Un jour, alors que nous ressassions en boucle tous nos mauvais souvenirs, Tatie Cécile a lancé, l’air guilleret, « on va aller à la journée porte ouverte d’Alcatraz ». Fière comme Artaban, joyeuse comme un pinson, elle voulait retourner à Alcatraz.
Vous avouerez donc que c’est quand même une drôle d’idée que de vouloir retour dans sa prison. Vous avouerez aussi que c’est encore plus étrange d’appréhender cette visite avec une telle excitation.
Comme je vous le disais plus haut. Pendant 15 ans, j’ai essayé de comprendre comment fonctionne l’être humain. J’ai lâché l’affaire.

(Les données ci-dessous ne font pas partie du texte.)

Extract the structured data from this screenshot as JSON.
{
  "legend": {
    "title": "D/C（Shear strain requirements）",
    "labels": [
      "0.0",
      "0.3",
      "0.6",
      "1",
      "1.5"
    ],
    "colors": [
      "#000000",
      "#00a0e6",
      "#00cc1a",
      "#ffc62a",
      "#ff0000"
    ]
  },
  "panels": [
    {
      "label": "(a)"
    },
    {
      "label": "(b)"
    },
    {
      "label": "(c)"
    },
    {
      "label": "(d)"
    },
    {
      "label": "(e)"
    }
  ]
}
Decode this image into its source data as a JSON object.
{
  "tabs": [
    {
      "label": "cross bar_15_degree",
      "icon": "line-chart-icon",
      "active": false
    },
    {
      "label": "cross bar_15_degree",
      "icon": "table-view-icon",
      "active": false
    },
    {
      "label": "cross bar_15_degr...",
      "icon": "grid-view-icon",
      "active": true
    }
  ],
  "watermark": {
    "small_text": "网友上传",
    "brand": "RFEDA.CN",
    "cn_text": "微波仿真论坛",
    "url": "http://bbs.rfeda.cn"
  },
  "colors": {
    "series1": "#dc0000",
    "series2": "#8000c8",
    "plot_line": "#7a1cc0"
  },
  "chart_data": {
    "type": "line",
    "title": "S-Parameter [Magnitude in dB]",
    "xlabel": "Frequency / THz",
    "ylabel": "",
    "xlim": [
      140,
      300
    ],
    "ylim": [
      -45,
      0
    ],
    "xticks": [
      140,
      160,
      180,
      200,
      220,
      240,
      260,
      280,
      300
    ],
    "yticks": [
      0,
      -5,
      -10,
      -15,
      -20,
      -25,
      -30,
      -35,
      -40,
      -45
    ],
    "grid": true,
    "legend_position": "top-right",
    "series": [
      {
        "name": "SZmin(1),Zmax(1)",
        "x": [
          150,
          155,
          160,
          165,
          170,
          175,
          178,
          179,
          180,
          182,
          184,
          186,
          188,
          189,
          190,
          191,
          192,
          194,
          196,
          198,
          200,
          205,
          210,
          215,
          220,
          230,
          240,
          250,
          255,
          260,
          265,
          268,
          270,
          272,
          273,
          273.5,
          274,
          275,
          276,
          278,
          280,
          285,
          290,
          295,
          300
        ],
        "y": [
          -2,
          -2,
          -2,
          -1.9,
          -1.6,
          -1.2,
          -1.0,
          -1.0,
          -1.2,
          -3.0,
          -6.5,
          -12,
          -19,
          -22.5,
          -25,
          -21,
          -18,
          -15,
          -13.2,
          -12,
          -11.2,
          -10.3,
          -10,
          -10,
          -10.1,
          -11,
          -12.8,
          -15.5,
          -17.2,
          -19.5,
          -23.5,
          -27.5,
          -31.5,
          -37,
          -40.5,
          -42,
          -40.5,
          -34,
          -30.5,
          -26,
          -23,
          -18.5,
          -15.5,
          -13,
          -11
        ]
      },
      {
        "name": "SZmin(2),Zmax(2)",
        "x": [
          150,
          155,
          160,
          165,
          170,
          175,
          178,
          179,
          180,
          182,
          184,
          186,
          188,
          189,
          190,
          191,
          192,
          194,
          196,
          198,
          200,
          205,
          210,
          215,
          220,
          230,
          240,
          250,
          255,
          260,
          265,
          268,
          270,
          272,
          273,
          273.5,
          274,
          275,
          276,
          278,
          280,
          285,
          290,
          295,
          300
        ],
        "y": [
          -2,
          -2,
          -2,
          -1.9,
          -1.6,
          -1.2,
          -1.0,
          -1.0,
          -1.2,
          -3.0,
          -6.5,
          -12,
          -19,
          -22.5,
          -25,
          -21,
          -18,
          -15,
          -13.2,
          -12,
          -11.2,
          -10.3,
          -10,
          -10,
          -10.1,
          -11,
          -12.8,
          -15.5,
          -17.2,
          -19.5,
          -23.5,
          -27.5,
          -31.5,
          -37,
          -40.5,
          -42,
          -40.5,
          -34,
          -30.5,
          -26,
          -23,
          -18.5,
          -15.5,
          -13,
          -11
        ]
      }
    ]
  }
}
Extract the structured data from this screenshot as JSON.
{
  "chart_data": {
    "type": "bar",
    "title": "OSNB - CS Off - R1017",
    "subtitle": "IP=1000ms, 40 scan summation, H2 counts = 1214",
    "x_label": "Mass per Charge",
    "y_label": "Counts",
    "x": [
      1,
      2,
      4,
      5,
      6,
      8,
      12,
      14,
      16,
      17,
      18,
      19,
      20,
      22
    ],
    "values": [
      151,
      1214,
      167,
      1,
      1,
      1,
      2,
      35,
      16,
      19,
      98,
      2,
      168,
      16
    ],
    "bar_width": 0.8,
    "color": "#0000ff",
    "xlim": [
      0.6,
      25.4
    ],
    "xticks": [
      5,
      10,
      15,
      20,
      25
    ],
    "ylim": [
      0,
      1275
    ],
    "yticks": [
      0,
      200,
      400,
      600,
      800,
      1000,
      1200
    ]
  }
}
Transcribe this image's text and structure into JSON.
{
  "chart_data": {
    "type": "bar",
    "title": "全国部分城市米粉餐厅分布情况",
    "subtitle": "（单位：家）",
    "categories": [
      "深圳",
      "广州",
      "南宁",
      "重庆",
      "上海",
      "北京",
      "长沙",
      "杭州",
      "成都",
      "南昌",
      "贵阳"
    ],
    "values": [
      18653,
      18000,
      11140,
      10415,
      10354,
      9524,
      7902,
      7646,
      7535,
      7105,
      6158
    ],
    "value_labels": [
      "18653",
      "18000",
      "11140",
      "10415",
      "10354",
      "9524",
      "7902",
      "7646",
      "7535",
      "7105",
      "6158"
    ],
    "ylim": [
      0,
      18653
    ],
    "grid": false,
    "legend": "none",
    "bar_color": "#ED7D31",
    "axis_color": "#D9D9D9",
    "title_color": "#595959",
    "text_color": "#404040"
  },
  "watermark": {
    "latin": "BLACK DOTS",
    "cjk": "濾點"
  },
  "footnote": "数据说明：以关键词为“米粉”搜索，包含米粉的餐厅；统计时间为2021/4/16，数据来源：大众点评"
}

Je suis devenue rédactrice.
Samedi 5 février
Nous voilà donc un samedi matin d’hiver devant la grille. A gauche, le parloir.
« A gauche, le parloir » n’est pas un tournure pour mettre du dramatique et rendre comique ce début de visite. « A gauche, le parloir » c’est « à gauche le parloir ». Oui, le parloir : comme l’endroit où les prisonniers peuvent rencontrer leur famille. Sauf qu’à Alcatraz, le parloir désigne le lieu où les familles viennent rencontrer les profs.
A gauche le parloir est toujours là. A droite la cabine avec la dame jamais contente qui vend les cartes de cantine est toujours là elle aussi. La cabine. Pas la dame.
Nous traversons la cours et arrivons dans un sas. A l’intérieur des livres tout moches et déglingué. Le directeur nous apprendra qu’il s’agit du CDI. « On a voulu que la connaissance soit au cœur des élèves«
Si un élève apprend quoique ce soit dans ces trucs dégueulasses qu'on me le montre et qu'organise sur le champ sa canonisation.
Sans tergiverser, j’explique à ce grand pédagogue que nous sommes des anciennes élèves. Sourire poli. « Je vous laisse faire la visite toute seule«
Nous empruntons l’escalier sombre. Rien n’a changé, si ce n’est les toilettes qui ne diffusent plus aucune odeur.
Un petit pas pour Alcazar, un grand pas pour les élèves.
Nous empruntons l’unique très long couloir jaune pisseux. Dans les classes, les bureaux sont toujours alignés les uns derrières les autres. Nous croisons des profs. A chaque fois, le même refrain : « Nous sommes des anciennes élèves ». Sourire poli. Aucune question. Aucune réaction.
Sont-ils sourds? Porteurs de troubles autistiques? Vivants? Humains?
Tatie Cécile me fait remarquer qu’elle n’a vu aucune traces d’élèves dans les classes. Pas un papier qui traine. Pas un livre. Pas d’inscription sur les tableaux. Rien. Le couloir est long, jaune passé, vide. Le temps est gris. Le vent est froid. Je lui fais presser le pas. « Viens on va voir le gymnase. »
A l’entrée, nous passons devant la salle des profs. Des tasses avec des fond de café l’habitent.
Direction la salle de musique. A l’intérieur du bruit. Des êtres humains bougent. On entre. Un monsieur tout gentil et souriant nous accueille. Des élèves sont vautrés un peu partout. Un autre monsieur chauve tente de les rassembler pour les faire chanter. Il fait sonner deux trois accords de guitare. Les mêmes qu’il y a trente ans. Monsieur Chauchat.
Et bien voila Anne-Lise arrive au sommet de son art. D’un établissement où il suffirait de renommer le parloir en »espace de de rencontre », repeindre les couloirs ,planter quelques végétaux dans la cour ,nous entrons dans le roman digne d’un Victor Hugo. Ne voyons nous pas revivre Cosette et les Thénardier?
Qui est-ce qui a psychosomatisé juste avant la fameuse porte ouverte? Ton inconscient t’a fait attraper le Covid pour ne pas être obligé de visiter Alcatraz! Lui sait mieux que toi! Lui sait qu’un coup de rouleau et trois quatre jardinières n’aurait rien fait et n’y feront rien!!! Ecoute ton inconscient!
J’aime trop ton style d’écriture, léger et généreux.
Bonne continuation
Sonia
Merci Sonia! Ton commentaire me touche! Bienvenue dans Anne-Lise fait des chansons!